Kinder haben inzwischen gute Chancen auf eine frühe Diagnose. Doch Erwachsene werden selten auf ADHS untersucht, wie die Autorin berichtet. Viele von ihnen leben mit Problemen, die großen Leidensdruck verursachen, weil sie sich nicht erklären lassen – oder höchstens mit »Charakterschwächen« wie Faulheit und Unorganisiertheit.

Unterhaltsam berichtet Boerger von ihrem Alltag, etwa dass sie oft nachts arbeitet, da sie tagsüber von Umwelteindrücken zu stark abgelenkt wird. Sie vermittelt einen Eindruck davon, welche Probleme es verursachen kann, wenn alles »aus dem Sinn ist«, was man nicht direkt vor Augen hat – Aufgaben, aber auch Freunde, Unternehmungen, langfristige Pläne.

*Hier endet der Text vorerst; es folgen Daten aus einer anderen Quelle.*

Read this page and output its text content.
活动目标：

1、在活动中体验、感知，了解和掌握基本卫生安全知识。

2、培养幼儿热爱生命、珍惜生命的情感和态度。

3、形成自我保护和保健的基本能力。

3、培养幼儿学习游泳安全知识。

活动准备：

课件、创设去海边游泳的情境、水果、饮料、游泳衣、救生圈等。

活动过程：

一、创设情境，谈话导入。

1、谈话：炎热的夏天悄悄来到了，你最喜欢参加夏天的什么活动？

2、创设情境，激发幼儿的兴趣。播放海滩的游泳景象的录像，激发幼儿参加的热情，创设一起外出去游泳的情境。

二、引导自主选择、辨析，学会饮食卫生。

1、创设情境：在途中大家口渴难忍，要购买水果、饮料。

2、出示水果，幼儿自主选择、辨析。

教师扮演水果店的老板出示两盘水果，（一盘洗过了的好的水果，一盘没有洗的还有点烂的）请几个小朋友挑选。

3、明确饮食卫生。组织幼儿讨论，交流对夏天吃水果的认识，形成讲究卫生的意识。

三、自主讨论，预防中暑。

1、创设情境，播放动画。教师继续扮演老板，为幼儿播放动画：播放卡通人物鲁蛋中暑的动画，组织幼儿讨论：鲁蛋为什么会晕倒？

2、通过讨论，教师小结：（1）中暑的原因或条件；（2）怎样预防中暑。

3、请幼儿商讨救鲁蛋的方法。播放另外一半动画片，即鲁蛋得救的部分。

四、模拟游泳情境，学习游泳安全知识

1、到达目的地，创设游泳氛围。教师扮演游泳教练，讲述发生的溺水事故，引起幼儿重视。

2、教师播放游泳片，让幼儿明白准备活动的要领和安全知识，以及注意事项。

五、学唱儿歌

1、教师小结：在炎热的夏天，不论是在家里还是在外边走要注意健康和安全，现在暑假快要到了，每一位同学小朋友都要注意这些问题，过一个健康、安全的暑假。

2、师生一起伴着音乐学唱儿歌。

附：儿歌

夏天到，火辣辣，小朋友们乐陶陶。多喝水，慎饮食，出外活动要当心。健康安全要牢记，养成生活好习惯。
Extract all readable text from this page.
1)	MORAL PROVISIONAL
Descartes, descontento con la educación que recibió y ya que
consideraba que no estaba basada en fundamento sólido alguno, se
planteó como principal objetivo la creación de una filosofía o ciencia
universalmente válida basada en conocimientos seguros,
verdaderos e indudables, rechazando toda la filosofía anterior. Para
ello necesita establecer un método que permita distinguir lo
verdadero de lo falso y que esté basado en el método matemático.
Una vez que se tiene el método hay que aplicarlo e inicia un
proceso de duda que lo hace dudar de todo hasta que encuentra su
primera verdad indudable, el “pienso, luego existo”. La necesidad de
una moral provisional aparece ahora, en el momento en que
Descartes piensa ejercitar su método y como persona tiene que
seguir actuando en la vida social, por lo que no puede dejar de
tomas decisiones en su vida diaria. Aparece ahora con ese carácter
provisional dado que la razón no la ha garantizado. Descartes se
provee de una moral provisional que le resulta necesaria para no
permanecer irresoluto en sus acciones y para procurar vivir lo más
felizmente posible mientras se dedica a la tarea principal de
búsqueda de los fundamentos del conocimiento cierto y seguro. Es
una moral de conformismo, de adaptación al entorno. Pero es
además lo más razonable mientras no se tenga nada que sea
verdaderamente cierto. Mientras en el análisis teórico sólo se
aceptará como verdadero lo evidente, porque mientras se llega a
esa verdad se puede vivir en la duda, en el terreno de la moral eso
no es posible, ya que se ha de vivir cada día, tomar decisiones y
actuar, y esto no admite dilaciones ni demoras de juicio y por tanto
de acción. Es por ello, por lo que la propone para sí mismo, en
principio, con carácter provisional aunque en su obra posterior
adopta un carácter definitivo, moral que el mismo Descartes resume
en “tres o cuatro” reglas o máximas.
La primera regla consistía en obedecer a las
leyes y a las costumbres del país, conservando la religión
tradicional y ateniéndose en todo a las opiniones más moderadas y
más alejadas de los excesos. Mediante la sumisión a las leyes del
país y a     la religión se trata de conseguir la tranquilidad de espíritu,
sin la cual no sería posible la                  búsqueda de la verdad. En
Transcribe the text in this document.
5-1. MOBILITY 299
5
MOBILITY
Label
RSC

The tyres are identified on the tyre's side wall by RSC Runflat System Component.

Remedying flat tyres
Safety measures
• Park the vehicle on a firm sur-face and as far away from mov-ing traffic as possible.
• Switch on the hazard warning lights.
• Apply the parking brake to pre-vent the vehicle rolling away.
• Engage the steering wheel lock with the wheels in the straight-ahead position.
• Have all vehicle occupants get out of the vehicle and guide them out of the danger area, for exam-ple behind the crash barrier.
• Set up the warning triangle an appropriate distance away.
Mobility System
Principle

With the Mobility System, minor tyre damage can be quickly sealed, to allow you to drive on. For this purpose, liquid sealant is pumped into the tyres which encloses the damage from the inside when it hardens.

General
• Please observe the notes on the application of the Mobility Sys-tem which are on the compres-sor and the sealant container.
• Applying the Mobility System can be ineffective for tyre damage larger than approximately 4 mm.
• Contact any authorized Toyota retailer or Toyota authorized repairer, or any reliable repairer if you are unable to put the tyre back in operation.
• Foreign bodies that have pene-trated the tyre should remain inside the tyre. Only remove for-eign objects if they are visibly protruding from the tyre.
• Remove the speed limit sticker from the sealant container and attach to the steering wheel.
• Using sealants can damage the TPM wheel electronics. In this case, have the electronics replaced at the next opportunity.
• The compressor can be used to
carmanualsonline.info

So sehr diese Dinge sie manchmal belasten: Boerger möchte ADHS nicht als Krankheit sehen. Vielmehr ist ADHS für sie eine bestimmte Art der Wahrnehmung, die für den Menschen einst von Vorteil war: Das Überleben steinzeitlicher Jäger und Sammler hing davon ab, alle potenziellen Gefahren ständig im Blick zu haben. Leichte Ablenkbarkeit und Impulsivität waren dabei hilfreich. In unserer heutigen Welt, die Stillsitzen und Aufpassen erfordert, fallen Menschen mit ADHS negativ auf – mit entsprechenden Konsequenzen für ihr Selbstwertgefühl.

Boerger hat als Influencerin Kontakt zu vielen Betroffenen und deren Erfahrungen in ihr Buch einfließen lassen. Daneben schaffen Fakten und Expertenmeinungen eine objektive Perspektive. Ein ausführliches Literaturverzeichnis liefert Ideen zum Weiterlesen. So ist »Kirmes im Kopf« ein ausgesprochen informatives Buch, das auf empathische Weise Einblick in das Leben von Menschen mit ADHS gewährt.